Меня восхищают работы современных обществоведов, которые различают “открытые” и “закрытые” институциональные комплексы{18}. Однако, будучи историком, я считаю это различение упрощенным. Одна из загадок истории Нового времени заключается в том, что успешные общества (например Англия в XVIII веке) нередко располагали институтами, которые, скорее всего, привели бы в ужас наших современников. Уже викторианцев шокировала английская коррупция времен Ганноверской династии. И еще в 50-х годах XIX века осуществление верховенства права в Англии вызывало у Чарльза Диккенса насмешку, а не восхищение. Более того, исторический подход открывает нечто, что многие из нас упускают из виду. Хорошо, когда общества с негодными институтами обзаводятся институтами получше. Этот процесс заметен во всем мире: в большинстве стран Азии, кое-где в Южной Америке, даже в Африке. Однако происходит и кое-что не столь заметное: хорошие институты портятся. Но почему? Кто враг верховенства права? Кто несет ответственность за порчу наших институтов по обе стороны Атлантики?
Отвечая на эти вопросы, я опирался на массу научной литературы. Сильнее всего на образ моих мыслей повлияли следующие ученые: Дуглас С. Норт, удостоившийся Нобелевской премии по экономике за изучение институтов; Пол Кольер – непревзойденный знаток современной африканской экономики и автор книг “Нищий миллиард” (The Bottom Billion) и “Ограбленная планета”; Эрнандо де Сото – перуанский экономист и автор книги “Загадка капитала”; Андрей Шлейфер и его многочисленные соавторы, первыми применившие экономический подход к сравнительному изучению правовых систем; наконец, Джим Робинсон и Дарон Аджемоглу, авторы книги “Почему одни страны богатые, а другие бедные”. Я глубоко обязан и другим ученым, которых я упомянул в примечаниях.
Они, однако, охотно согласились бы, что гораздо больше внимания уделяется рассмотрению вопроса, почему бедные страны остаются бедными, а не почему богатые страны нищают, что случается реже.

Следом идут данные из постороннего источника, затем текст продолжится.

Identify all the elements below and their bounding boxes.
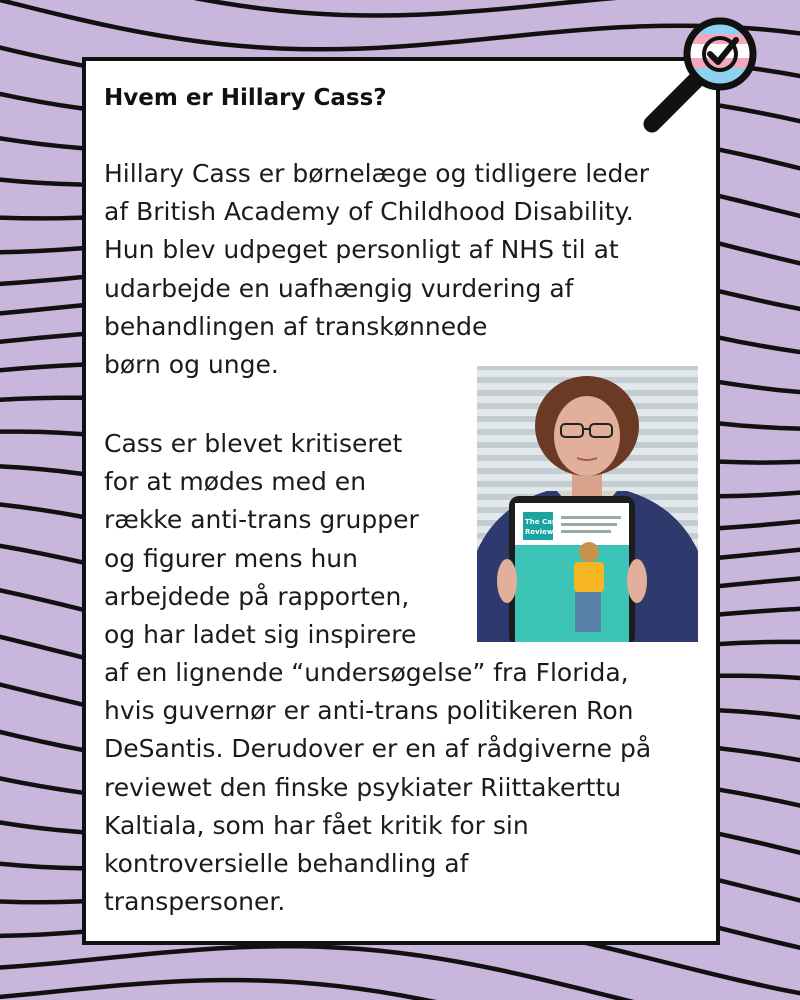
text-line: reviewet den finske psykiater Riittakerttu <box>104 772 622 802</box>
text-line: transpersoner. <box>104 887 286 917</box>
criticism-paragraph-continued <box>104 654 714 921</box>
text-line: Hun blev udpeget personligt af NHS til at <box>104 235 619 265</box>
text-line: hvis guvernør er anti-trans politikeren Ron <box>104 696 634 726</box>
text-line: Cass er blevet kritiseret <box>104 429 403 458</box>
text-line: Kaltiala, som har fået kritik for sin <box>104 810 529 840</box>
criticism-paragraph <box>104 425 454 654</box>
magnifier-check-icon <box>636 14 764 138</box>
text-line: DeSantis. Derudover er en af rådgiverne på <box>104 734 652 764</box>
text-line: børn og unge. <box>104 350 279 380</box>
text-line: række anti-trans grupper <box>104 505 419 535</box>
tablet-title-line: Review <box>525 528 554 536</box>
intro-paragraph <box>104 155 714 384</box>
tablet-title-line: The Cass <box>525 518 561 526</box>
background-wave-line <box>0 980 800 1000</box>
text-line: arbejdede på rapporten, <box>104 581 410 611</box>
text-line: og figurer mens hun <box>104 543 358 573</box>
card-title: Hvem er Hillary Cass? <box>104 85 387 111</box>
text-line: Hillary Cass er børnelæge og tidligere leder <box>104 159 650 188</box>
text-line: og har ladet sig inspirere <box>104 620 417 650</box>
text-line: kontroversielle behandling af <box>104 849 469 879</box>
text-line: af British Academy of Childhood Disability. <box>104 197 634 227</box>
hillary-cass-photo <box>477 366 698 642</box>
text-line: udarbejde en uafhængig vurdering af <box>104 273 574 303</box>
info-card <box>82 57 720 945</box>
background-wave-line <box>0 946 800 1000</box>
text-line: af en lignende “undersøgelse” fra Florida, <box>104 658 629 687</box>
text-line: behandlingen af transkønnede <box>104 311 488 341</box>
text-line: for at mødes med en <box>104 467 367 497</box>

В данном случае меня заботит не экономическое развитие, а институциональная дегенерация. И вот главный вопрос: что на Западе пошло не так? Пока мы не осознаем природу нашего вырождения, мы будем впустую тратить время, пытаясь избавиться от симптомов с помощью знахарских снадобий. Меня тревожит и то, что застой в экономике может привести к малопредсказуемым политическим последствиям.